Question

A rectangular classroom is of length 27m. If its area is 594 square meters, what is its breadth?

Answer 1

Hint: We solve this question by first assuming the breadth of the classroom as $b$. Then we consider the formula for the area of the rectangle as the classroom is rectangular, $Area=\left( length \right)\times \left( breadth \right)$. Then we substitute the value of length given and breadth $b$ in it. Then we substitute the value of the area given in the question. Then we simplify the obtained equation to find the value of $b$, that is the breadth of the classroom.

Complete step-by-step answer:
We are given that the length of the classroom is 27 meters.
We are also given that area of the class room is 594 square meters.
We need to find the breadth of the classroom. So, let us assume that the breadth of the class room is $b$ meters.
As we are given that the class room is rectangular, the diagram of the classroom looks like below.
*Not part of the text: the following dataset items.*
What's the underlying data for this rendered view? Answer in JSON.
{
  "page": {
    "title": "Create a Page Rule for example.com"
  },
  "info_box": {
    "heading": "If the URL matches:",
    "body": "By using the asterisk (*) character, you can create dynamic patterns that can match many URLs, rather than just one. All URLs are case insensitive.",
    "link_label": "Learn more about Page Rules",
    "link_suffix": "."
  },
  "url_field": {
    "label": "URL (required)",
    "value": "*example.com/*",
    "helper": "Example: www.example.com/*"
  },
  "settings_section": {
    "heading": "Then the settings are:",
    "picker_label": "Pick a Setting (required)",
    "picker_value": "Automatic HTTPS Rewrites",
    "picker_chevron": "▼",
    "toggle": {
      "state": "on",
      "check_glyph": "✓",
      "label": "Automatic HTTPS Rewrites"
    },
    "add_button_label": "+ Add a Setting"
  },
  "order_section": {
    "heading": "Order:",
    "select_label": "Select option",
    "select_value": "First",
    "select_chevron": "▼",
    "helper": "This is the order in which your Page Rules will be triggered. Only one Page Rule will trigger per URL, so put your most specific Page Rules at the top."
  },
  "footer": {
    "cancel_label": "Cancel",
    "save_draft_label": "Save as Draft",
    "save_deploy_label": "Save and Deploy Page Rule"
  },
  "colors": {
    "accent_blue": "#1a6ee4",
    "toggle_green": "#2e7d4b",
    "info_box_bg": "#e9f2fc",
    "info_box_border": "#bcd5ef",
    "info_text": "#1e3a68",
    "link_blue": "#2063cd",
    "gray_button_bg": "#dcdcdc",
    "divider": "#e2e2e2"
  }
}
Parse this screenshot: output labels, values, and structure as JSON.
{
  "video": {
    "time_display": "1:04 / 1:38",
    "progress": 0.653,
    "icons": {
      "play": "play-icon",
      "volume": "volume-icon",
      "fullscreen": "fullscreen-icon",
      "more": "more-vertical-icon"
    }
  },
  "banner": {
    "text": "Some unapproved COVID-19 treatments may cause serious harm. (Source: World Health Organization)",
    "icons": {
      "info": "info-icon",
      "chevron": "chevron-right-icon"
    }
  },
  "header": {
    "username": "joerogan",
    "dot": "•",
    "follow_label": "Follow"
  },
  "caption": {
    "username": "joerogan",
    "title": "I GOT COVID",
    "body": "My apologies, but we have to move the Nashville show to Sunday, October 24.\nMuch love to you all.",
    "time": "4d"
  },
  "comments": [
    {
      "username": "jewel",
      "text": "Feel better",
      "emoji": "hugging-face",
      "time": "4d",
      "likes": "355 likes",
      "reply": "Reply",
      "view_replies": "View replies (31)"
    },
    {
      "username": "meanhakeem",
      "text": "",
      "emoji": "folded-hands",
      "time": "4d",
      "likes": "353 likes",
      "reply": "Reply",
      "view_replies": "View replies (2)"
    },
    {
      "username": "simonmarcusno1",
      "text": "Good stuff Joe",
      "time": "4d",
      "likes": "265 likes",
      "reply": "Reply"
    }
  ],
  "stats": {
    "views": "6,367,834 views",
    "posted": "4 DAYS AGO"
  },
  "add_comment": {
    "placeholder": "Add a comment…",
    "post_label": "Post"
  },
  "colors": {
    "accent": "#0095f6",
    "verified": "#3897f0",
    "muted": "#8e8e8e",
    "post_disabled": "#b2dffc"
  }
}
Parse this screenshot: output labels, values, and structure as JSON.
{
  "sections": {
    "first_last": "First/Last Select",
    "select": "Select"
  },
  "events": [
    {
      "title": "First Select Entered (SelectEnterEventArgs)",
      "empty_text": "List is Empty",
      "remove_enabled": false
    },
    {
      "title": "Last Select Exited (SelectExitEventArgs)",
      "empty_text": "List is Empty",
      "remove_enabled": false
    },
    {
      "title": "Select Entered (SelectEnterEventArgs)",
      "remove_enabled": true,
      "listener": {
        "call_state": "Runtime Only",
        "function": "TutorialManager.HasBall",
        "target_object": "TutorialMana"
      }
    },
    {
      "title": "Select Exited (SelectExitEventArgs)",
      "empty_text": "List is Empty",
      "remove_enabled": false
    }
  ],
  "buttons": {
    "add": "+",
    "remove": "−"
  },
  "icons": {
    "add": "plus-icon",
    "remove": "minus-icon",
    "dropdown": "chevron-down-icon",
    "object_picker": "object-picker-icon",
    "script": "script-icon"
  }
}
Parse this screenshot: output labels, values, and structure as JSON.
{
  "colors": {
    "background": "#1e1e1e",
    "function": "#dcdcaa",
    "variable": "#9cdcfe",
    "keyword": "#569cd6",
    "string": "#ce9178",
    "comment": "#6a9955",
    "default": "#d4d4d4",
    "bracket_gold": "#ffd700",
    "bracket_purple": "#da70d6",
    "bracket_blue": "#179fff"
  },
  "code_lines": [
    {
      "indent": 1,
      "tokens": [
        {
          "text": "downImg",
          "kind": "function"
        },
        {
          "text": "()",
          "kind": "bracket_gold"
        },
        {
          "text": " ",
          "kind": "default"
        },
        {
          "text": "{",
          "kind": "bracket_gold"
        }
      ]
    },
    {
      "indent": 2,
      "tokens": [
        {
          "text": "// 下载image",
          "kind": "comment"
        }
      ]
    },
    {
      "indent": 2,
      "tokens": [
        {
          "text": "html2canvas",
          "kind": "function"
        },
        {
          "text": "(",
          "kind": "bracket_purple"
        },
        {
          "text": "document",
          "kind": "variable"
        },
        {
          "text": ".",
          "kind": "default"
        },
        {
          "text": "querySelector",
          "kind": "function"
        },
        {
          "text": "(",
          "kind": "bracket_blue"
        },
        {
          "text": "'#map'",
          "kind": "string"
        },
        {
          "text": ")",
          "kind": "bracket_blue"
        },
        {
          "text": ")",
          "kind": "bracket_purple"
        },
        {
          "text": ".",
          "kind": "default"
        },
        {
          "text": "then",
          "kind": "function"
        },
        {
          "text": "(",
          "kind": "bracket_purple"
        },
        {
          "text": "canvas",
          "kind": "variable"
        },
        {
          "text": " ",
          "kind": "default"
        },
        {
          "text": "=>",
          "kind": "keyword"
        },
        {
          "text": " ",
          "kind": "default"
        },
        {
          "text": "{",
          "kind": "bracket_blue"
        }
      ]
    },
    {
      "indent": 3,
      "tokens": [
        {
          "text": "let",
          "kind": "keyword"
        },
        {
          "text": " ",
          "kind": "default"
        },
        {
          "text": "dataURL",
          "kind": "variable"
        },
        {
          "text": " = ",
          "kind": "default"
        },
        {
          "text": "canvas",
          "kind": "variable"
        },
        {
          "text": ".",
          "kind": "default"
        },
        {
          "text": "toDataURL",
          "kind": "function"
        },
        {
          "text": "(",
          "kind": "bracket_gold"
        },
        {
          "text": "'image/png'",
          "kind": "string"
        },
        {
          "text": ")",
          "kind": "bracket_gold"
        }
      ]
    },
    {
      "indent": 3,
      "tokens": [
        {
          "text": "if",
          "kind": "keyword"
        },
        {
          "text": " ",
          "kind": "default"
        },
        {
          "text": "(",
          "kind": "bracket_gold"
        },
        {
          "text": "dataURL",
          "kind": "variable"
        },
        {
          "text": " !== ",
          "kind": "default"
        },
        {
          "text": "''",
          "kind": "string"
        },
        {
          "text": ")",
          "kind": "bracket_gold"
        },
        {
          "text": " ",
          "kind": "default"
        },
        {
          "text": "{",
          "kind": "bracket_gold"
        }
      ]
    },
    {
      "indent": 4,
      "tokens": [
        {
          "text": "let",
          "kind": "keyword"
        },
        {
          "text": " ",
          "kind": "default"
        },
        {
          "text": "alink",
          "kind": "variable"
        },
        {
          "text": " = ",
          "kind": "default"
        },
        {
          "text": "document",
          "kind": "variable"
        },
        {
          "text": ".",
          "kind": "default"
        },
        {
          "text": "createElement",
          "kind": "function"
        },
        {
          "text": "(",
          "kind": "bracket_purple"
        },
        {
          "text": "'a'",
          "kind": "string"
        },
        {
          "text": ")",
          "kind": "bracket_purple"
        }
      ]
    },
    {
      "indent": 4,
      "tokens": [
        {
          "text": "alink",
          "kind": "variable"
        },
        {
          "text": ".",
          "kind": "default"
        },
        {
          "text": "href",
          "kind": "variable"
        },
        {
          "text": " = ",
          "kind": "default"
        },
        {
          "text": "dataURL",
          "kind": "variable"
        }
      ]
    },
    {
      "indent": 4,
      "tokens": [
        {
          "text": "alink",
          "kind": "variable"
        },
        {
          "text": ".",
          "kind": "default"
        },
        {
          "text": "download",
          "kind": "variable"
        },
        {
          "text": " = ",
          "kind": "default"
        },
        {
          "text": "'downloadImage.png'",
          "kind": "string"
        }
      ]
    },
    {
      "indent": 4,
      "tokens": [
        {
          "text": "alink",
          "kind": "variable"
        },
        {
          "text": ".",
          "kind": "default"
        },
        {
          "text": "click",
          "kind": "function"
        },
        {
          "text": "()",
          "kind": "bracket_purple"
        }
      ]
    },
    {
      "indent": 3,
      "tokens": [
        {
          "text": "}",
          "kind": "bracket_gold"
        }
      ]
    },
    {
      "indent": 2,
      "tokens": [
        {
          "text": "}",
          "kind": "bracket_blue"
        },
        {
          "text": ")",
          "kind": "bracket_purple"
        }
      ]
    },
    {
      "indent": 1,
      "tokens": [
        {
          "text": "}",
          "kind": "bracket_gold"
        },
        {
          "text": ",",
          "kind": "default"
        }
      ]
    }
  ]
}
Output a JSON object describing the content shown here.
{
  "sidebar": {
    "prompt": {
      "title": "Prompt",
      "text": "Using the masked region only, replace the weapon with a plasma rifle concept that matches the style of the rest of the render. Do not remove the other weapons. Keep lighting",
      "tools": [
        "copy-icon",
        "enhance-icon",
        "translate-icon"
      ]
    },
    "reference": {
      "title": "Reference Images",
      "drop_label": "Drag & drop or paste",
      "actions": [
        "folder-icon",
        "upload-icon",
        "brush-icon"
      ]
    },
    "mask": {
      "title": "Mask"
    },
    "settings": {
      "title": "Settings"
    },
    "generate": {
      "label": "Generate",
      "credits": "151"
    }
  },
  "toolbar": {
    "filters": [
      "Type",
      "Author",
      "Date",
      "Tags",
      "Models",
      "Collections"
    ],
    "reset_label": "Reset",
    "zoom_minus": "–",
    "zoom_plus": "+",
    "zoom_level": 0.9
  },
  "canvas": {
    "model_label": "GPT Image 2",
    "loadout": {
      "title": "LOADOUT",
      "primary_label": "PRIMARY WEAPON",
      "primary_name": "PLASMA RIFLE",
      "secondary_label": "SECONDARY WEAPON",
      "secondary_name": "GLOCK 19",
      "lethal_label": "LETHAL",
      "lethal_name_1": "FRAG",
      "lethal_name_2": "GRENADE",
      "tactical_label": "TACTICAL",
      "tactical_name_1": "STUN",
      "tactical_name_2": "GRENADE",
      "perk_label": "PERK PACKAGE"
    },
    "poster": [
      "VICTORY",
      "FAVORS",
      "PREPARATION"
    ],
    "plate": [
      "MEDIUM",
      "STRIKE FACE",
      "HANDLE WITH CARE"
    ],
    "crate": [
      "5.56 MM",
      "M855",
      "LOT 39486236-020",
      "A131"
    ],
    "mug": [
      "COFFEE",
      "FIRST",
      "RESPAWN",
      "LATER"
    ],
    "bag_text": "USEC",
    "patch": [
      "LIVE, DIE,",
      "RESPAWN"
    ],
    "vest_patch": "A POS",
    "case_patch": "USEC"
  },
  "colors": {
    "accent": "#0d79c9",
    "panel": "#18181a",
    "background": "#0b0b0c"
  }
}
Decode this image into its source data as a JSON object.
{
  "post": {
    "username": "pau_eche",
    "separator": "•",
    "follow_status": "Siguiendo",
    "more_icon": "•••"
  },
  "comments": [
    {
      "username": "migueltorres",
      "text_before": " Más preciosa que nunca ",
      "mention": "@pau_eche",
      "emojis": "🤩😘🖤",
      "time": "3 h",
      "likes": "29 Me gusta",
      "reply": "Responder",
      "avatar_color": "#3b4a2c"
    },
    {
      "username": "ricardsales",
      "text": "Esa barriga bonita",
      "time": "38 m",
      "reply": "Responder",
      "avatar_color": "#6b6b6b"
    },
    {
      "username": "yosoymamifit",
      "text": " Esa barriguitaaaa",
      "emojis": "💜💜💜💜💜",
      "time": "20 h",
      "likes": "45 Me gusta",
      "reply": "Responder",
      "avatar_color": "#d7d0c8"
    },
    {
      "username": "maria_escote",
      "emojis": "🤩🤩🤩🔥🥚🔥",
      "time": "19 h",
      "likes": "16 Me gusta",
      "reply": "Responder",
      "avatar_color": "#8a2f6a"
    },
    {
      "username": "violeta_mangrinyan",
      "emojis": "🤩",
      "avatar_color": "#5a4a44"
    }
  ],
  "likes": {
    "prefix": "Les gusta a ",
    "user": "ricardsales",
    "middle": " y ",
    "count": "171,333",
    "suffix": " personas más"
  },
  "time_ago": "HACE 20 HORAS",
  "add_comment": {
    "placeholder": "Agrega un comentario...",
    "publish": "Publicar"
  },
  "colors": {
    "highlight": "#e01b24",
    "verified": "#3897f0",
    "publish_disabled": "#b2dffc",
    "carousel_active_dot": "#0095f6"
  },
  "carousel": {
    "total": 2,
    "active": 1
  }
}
Now let us consider the formula for the area of the rectangle.
$Area=\left( length \right)\times \left( breadth \right)$
Using this formula, we can substitute the given value of length and breadth in it. Then we get,
$\Rightarrow Area=27\times b$
As we are given that area of the class room is equal to 594 square meters, let us substitute it in the above equation. Then we get,
$\Rightarrow 594=27\times b$
Taking 27 to other side we get,
$\Rightarrow b=\dfrac{594}{27}$
Calculating the above value, we get the value of b as,
$\Rightarrow b=22$
So, the breadth of the class room is 22 meters.
Hence, the answer is 22 meters.

Note: The common mistake that one makes while solving this question is one might confuse the formula for area of the rectangle with the perimeter of the rectangle, that is one might the formula for area of rectangle as $2\left( length+breadth \right)$ instead of taking it as $\left( length \right)\times \left( breadth \right)$.